How many two-person committees can be selected from a set of 8 people.
8nCr2=28
I need a reason why it is 28 when you input it into the calculator
you are filling two slots ... 8 people for the 1st, and 7 people for the second
... 8 * 7 = 56
BUT ... Joe and Sue on the committee is the same as Sue and Joe
... order is not important
so there are 56/2 ways to select the committee
To calculate the number of two-person committees that can be selected from a set of 8 people, you can use the combination formula, also known as nCr.
The formula for nCr is:
nCr = n! / (r!(n - r)!)
In this case, n represents the total number of options (which is 8, since there are 8 people), and r represents the number of selections (which is 2, since we want to choose two-person committees).

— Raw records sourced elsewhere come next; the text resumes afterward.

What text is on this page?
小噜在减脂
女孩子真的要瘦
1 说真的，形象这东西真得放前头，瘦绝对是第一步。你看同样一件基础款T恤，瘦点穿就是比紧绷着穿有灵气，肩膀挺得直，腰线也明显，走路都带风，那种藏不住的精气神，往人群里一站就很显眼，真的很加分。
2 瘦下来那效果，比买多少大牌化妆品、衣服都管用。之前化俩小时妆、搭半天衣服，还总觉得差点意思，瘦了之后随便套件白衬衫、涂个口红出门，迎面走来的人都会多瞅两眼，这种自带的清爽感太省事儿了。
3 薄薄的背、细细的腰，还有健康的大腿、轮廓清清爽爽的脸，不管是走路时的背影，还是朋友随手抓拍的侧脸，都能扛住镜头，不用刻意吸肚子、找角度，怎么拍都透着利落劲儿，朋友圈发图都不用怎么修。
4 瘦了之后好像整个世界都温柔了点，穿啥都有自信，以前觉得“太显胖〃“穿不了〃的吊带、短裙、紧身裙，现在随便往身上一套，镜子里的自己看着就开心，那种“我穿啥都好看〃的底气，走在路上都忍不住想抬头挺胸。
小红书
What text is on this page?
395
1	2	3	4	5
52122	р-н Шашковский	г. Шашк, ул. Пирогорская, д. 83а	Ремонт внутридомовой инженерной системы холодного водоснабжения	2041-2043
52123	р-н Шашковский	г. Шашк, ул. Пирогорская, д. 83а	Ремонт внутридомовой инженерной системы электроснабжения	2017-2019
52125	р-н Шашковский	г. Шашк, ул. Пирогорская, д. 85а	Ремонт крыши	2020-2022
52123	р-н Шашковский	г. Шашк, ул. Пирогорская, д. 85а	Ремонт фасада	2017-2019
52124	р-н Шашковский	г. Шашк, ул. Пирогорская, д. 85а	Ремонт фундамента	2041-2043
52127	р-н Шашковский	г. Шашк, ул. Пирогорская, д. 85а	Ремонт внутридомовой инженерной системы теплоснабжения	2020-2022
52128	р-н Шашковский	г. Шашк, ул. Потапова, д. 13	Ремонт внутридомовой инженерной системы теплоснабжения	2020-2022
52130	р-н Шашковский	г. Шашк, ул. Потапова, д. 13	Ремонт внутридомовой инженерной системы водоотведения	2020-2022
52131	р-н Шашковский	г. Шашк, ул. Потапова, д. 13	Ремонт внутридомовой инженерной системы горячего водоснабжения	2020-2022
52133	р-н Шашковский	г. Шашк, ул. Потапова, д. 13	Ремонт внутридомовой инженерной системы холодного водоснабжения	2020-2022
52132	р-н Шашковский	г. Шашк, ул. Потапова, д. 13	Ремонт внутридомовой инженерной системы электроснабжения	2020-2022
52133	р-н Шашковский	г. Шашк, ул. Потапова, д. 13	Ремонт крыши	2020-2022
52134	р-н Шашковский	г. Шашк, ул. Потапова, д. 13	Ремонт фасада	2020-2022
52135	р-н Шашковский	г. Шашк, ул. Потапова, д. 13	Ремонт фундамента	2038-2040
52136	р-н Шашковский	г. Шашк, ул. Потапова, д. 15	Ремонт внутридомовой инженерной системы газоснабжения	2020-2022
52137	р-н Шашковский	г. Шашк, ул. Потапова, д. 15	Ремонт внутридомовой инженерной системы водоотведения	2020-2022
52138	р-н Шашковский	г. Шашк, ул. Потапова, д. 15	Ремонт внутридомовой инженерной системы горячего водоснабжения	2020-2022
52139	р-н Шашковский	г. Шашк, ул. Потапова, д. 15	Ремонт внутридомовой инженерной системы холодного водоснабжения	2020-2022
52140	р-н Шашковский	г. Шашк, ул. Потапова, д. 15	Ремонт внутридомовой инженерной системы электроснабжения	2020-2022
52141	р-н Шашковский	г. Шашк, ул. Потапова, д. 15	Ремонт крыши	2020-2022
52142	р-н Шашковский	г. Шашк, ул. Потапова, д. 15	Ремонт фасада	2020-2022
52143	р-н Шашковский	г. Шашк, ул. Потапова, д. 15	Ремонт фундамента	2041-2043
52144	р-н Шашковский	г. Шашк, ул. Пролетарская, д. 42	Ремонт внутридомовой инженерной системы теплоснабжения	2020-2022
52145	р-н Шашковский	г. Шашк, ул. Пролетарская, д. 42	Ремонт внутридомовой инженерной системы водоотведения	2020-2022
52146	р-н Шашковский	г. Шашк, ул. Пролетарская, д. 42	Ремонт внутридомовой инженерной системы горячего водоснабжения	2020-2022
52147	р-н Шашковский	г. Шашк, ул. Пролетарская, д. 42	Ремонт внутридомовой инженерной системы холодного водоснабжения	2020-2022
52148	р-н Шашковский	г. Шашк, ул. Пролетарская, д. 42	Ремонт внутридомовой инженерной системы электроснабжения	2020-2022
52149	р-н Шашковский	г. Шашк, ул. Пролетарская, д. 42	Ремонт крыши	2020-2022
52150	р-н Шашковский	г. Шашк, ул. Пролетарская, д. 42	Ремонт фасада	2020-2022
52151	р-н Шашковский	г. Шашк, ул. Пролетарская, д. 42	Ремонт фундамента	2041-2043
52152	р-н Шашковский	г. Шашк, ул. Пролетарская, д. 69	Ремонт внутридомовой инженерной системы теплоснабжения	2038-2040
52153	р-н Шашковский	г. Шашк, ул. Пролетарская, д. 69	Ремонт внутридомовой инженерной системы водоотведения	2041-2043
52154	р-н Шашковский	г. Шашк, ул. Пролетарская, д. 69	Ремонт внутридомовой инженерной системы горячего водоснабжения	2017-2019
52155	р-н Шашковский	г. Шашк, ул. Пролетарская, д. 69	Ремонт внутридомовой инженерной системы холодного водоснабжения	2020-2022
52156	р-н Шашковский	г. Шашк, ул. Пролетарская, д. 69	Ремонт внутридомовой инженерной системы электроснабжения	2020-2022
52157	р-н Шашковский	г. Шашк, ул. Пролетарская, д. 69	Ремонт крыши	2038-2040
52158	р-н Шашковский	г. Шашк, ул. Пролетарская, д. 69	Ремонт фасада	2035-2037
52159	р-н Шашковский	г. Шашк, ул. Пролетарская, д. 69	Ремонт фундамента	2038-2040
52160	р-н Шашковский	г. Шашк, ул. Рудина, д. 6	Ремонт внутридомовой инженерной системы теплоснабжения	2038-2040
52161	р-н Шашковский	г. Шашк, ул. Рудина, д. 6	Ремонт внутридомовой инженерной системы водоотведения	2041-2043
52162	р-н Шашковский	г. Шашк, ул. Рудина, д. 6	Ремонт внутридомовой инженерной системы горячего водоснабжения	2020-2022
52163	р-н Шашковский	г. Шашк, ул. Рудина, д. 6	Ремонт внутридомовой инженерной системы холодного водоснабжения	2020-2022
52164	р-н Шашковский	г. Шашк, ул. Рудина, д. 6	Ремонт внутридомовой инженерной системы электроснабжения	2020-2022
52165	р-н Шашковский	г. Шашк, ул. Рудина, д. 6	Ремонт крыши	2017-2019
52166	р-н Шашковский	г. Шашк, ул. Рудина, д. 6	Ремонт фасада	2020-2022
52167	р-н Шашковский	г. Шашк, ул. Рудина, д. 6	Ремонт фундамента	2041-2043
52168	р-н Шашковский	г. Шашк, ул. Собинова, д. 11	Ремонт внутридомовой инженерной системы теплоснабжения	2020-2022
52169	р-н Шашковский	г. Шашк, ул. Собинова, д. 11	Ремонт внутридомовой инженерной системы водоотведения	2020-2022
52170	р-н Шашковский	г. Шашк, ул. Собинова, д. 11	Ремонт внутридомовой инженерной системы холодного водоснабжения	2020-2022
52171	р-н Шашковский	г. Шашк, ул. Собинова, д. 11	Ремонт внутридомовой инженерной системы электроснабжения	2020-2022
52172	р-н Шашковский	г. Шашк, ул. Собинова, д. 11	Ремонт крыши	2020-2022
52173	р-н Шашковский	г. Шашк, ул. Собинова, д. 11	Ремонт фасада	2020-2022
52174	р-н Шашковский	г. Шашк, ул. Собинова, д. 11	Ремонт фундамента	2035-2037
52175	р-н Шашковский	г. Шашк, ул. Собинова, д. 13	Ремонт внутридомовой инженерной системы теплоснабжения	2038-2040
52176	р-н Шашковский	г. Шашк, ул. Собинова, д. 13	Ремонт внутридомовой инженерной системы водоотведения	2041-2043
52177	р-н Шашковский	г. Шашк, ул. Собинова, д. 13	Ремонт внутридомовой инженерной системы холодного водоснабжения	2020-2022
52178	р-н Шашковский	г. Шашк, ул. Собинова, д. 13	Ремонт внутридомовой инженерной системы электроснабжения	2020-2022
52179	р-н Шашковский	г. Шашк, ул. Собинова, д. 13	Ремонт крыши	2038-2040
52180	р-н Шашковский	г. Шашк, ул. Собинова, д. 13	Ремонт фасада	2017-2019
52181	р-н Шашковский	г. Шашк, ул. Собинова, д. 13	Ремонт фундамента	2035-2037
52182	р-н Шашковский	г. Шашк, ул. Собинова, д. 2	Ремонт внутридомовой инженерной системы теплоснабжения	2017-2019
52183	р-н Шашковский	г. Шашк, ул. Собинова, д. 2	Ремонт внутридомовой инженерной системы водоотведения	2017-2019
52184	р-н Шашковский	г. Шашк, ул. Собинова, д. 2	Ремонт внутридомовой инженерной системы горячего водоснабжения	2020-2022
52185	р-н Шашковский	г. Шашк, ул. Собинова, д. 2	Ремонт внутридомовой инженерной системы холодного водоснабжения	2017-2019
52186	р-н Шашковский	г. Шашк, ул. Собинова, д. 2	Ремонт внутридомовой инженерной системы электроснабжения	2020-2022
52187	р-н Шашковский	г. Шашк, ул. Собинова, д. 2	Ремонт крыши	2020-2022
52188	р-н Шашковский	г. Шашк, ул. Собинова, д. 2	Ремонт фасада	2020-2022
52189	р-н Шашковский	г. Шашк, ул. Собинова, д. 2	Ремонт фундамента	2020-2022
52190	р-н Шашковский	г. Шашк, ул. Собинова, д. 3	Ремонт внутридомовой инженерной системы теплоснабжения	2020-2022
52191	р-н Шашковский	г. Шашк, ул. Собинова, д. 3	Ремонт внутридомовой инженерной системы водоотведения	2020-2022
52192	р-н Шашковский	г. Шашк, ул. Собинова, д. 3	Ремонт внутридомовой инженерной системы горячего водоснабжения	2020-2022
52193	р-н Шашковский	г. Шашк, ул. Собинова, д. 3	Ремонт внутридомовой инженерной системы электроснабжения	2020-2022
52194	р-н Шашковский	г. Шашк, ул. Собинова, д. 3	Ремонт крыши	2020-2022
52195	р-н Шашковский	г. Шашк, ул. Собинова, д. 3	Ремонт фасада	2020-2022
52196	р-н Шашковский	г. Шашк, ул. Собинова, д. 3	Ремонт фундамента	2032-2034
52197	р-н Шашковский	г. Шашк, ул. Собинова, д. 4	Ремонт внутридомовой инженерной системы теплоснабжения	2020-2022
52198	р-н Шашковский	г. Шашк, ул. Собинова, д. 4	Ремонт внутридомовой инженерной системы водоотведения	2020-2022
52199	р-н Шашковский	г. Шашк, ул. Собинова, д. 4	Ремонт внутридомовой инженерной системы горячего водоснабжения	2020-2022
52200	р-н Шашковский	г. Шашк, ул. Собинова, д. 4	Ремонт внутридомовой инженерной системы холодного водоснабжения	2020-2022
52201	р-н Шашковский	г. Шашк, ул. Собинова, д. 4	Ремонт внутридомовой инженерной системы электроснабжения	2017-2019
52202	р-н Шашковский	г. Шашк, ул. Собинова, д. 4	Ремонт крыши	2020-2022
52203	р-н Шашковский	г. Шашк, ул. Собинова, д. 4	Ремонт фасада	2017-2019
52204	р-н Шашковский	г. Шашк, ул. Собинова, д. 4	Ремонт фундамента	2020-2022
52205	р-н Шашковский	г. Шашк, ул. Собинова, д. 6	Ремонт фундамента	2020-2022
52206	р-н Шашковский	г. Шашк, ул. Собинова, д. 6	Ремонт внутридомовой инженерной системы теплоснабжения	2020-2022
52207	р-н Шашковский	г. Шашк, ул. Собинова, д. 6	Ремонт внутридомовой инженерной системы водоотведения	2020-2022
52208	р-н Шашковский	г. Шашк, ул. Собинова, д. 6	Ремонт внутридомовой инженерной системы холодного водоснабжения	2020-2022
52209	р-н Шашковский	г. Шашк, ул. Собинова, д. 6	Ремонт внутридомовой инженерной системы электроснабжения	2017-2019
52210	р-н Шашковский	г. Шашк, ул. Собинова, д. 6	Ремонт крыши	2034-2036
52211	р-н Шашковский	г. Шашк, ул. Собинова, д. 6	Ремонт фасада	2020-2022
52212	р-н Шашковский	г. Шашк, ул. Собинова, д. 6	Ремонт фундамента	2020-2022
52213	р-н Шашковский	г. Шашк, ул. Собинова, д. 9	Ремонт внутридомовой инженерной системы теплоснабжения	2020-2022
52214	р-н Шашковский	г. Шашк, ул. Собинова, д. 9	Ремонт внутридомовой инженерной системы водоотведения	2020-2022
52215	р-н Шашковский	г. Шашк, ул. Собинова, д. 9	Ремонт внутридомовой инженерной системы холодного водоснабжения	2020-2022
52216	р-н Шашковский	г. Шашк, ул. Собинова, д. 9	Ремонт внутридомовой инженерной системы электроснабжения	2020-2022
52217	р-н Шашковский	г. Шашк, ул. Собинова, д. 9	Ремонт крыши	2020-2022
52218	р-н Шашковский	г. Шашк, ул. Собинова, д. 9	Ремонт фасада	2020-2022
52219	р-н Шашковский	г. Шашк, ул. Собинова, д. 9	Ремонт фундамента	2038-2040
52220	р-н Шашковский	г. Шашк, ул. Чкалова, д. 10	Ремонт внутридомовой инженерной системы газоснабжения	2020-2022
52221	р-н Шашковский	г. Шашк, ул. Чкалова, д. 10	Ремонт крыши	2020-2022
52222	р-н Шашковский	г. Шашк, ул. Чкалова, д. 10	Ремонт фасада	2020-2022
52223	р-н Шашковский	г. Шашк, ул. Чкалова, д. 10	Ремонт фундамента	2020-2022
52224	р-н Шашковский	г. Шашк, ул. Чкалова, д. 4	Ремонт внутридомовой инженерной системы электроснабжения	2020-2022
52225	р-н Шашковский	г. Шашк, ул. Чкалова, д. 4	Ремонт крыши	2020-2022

So, plugging in the values into the formula:
8C2 = 8! / (2!(8 - 2)!)
Simplifying this equation:
8! = 8 × 7 × 6 × 5 × 4 × 3 × 2 × 1 = 40320
2! = 2 × 1 = 2
(8 - 2)! = 6! = 6 × 5 × 4 × 3 × 2 × 1 = 720
Now, substituting these values back into the equation:
8C2 = 40320 / (2 × 720)
= 40320 / 1440
= 28
Therefore, there are 28 different two-person committees that can be selected from a set of 8 people.